Darum gehts
- Referenzzinssatz bleibt bei 1,25 Prozent, bestätigt das BWO am Montagmorgen
- Durchschnittszinssatz sank am 31. März 2026 von 1,32 auf 1,31 Prozent
- UBS erwartet Anstieg auf 1,5 Prozent bis Mitte 2027, Mieten +3 Prozent
Mieterinnen und Mieter dürfen sich freuen: Der hypothekarische Referenzzinssatz bleibt bei 1,25 Prozent, wie das Bundesamt für Wohnungswesen (BWO) am Montagmorgen mitteilt. Per Stichtag vom 31. März 2026 ist der Durchschnittszinssatz gegenüber dem Vorquartal gar leicht gesunken – von 1,32 auf 1,31 Prozent. Nach kaufmännischer Rundung resultiert damit weiterhin ein Zinssatz von 1,25 Prozent.

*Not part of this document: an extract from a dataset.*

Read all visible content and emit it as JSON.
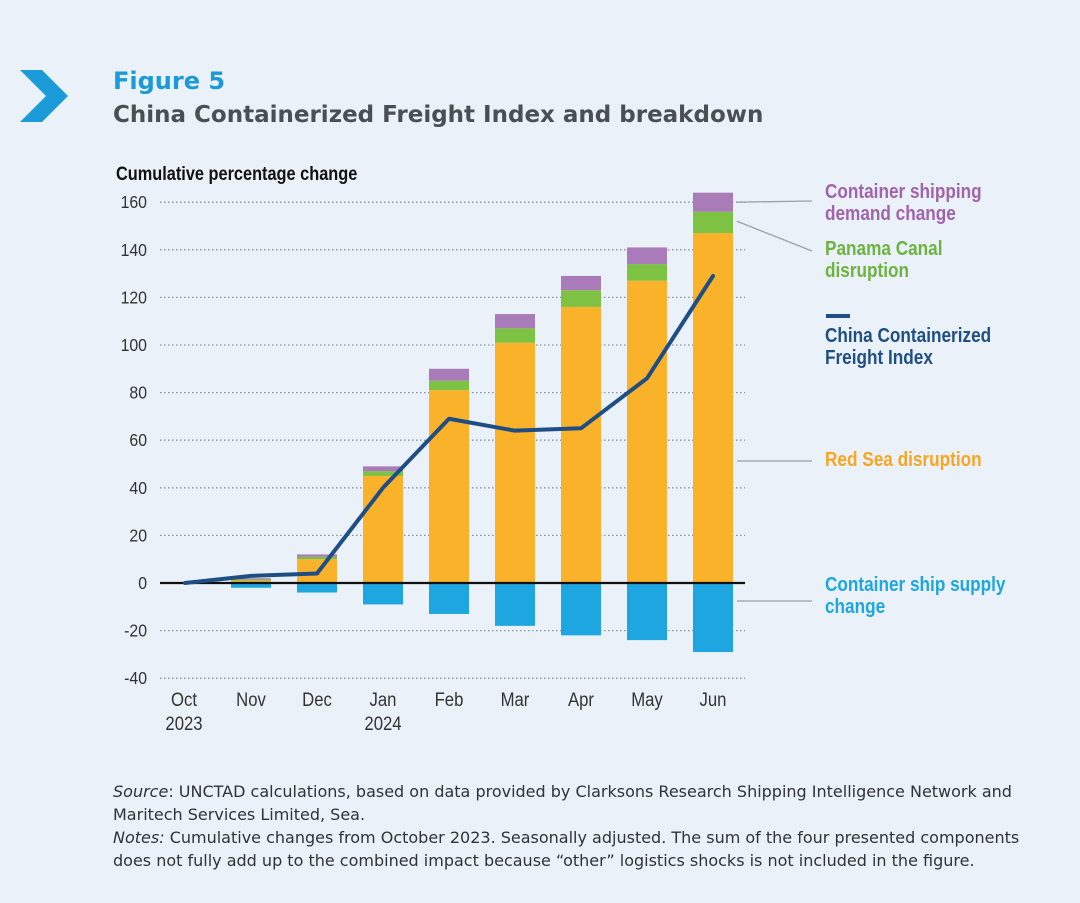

Der Referenzzinssatz basiert auf dem volumengewichteten Durchschnittszinssatz der inländischen Hypothekarforderungen. Er liegt seit 2. September 2025 bei 1,25 Prozent. Da er sich im Vergleich zum Vorquartal nicht verändert hat, ergibt sich seit der letzten Bekanntgabe kein neuer Senkungs- oder Erhöhungsanspruch. Ein solcher Anspruch kann entstehen, sobald der Durchschnittszinssatz auf unter 1,13 Prozent sinkt oder auf über 1,37 Prozent steigt.
Anpassung erst 2027 erwartet
Die UBS rechnet damit, dass der Referenzzinssatz vor Mitte 2027 auf 1,5 Prozent steigen dürfte. Ein solcher Anstieg hätte eine Mietzinserhöhung von rund 3 Prozent zur Folge – zumindest in jenen Wohnungen, deren Miete auf dem aktuellen Referenzzinssatz basiert.
Neben der Änderung des Referenzzinssatzes können bei der Mietzinsgestaltung weitere Kostenfaktoren eine Rolle spielen. Die Teuerung kann im Umfang von 40 Prozent angerechnet werden. Zudem kann eine Veränderung der Unterhalts- und Betriebskosten zur Anpassung des Mietzinses führen.